Al vencer el país en esta guerra, nos quedará la satisfacción profunda de que no es sólo el Ejército, ni siquiera el gobierno, sino el país entero quien la ha ganado. La han ganado la sirviente que entregó su anillo de bodas para la defensa el ingeniero y el peón que construyeron las vías el médico que contrarrestó para los soldados los innumerables flagelos de la selva y curó a los heridos el arriero y el boga que transportaron los elementos los diplomáticos, los oradores y los periodistas las madres, las esposas y las hijas, únicas verdaderas víctimas de la guerra.

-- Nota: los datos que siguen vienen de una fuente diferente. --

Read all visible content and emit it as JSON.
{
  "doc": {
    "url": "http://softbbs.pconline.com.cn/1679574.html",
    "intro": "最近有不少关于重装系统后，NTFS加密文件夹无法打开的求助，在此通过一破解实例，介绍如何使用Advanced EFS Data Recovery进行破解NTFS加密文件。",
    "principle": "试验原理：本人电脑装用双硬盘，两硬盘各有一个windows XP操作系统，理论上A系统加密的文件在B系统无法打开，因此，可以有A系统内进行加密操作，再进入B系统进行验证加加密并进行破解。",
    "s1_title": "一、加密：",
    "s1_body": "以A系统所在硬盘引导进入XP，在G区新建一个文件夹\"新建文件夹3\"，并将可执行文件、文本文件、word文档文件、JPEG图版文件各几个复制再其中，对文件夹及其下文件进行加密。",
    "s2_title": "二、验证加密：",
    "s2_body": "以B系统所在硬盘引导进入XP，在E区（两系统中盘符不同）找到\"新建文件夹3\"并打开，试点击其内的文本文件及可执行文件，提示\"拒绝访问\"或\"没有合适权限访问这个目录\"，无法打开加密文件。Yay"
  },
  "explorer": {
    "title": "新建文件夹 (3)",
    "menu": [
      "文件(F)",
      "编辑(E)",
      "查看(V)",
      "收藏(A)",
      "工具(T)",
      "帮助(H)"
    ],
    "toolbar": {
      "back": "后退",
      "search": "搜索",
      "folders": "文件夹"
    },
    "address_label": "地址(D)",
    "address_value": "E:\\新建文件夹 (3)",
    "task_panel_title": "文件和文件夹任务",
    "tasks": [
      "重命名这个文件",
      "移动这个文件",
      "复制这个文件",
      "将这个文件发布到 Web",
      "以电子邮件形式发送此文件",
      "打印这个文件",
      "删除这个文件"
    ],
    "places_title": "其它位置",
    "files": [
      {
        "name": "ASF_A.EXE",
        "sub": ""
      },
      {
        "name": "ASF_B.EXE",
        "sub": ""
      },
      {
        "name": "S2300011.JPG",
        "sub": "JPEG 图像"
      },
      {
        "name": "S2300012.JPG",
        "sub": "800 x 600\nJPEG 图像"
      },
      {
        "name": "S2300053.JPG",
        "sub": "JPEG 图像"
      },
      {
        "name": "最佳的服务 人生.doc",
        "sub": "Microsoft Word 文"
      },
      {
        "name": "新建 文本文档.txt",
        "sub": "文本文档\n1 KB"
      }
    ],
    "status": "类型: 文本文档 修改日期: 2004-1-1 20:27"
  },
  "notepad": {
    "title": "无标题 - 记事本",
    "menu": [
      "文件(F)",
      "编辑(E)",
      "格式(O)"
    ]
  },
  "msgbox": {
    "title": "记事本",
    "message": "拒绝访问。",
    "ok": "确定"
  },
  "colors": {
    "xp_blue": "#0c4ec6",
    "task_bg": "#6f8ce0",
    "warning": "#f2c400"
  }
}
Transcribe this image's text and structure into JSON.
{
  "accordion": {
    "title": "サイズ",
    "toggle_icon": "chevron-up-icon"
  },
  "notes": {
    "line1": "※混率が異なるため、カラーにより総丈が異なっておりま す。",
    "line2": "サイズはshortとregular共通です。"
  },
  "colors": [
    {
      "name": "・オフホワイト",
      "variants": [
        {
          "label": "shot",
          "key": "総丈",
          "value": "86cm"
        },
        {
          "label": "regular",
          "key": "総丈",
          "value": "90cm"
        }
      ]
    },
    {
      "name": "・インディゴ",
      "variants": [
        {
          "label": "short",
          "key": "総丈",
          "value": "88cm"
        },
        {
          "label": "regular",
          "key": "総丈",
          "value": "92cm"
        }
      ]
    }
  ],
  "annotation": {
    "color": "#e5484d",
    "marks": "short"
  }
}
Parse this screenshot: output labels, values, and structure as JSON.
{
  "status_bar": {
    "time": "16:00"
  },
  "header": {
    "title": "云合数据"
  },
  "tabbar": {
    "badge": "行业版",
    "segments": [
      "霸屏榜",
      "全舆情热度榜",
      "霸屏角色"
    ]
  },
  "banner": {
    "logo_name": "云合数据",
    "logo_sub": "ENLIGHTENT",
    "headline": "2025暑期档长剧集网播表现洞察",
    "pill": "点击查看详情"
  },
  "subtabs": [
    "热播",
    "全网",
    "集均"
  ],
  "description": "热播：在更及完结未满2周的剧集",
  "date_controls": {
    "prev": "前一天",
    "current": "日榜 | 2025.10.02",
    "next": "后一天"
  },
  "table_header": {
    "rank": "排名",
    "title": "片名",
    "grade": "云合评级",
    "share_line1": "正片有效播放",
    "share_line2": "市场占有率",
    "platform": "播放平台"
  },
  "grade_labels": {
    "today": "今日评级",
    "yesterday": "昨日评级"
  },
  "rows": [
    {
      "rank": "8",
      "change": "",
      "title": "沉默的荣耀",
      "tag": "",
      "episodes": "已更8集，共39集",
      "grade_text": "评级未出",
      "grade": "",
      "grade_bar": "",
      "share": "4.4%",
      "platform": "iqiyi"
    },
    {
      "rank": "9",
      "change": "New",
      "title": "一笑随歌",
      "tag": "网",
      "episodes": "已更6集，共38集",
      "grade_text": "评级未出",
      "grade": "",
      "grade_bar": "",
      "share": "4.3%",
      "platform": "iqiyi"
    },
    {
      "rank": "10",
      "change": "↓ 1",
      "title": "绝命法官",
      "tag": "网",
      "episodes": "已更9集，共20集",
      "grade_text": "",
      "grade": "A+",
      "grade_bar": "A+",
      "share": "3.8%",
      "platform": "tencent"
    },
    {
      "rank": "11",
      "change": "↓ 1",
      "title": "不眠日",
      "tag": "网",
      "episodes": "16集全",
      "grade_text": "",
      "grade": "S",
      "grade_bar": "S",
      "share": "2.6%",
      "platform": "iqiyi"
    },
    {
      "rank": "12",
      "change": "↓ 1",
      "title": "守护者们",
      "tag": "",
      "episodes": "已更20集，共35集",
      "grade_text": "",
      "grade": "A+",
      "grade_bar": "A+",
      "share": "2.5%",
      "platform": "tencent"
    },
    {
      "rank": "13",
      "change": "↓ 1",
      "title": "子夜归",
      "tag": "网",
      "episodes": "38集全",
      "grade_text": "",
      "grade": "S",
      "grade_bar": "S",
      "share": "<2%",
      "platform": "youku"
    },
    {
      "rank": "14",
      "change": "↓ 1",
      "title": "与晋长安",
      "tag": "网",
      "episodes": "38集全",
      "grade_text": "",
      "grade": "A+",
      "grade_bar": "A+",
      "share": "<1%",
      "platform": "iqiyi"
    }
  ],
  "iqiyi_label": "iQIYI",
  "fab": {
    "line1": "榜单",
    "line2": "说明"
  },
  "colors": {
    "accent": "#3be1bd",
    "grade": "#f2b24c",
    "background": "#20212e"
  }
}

Grande patria es la nuestra y el sacrificio de los hermanos caídos en la batalla no es el más meritorio de los sacrificios que hace el país por la soberanía. He hablado de los compañeros caídos. En ellos están representadas todas las regiones de la república y todos han caído como bravos, sin una vacilación, sin un estremecimiento. El soldado nuestro es el hijo tradicional de Colombia. En él reviven las cualidades todas de los héroes ignotos que un día conquistaron la independencia de España y en días sucesivos, en las mil batallas de nuestras guerras civiles, lograron para nosotros la plenitud de las libertades ciudadanas. Austeros tolimenses, gárrulos costeños, caucanos atrevidos, temibles santandereanos, sufridos y estoicos hijos de Nariño, de Boyacá y de Cundinamarca, traviesos bogotanos, antioqueños tan amenazantes con la acción como con la palabra, hermanos de San Andrés y Providencia, firmes y tranquilos. Aquí está la república aguerrida de los mejores días, sin miedo y sin reproche. Yo he recordado muchas veces, al ver la acometividad y la alegría de estos soldados, aquel clásico soneto a España, de un poeta ilustre: El león despertó, temblad, traidores: lo que vejez creísteis, fue descanso... Güepí, madrugada del 27 de marzo de 1933.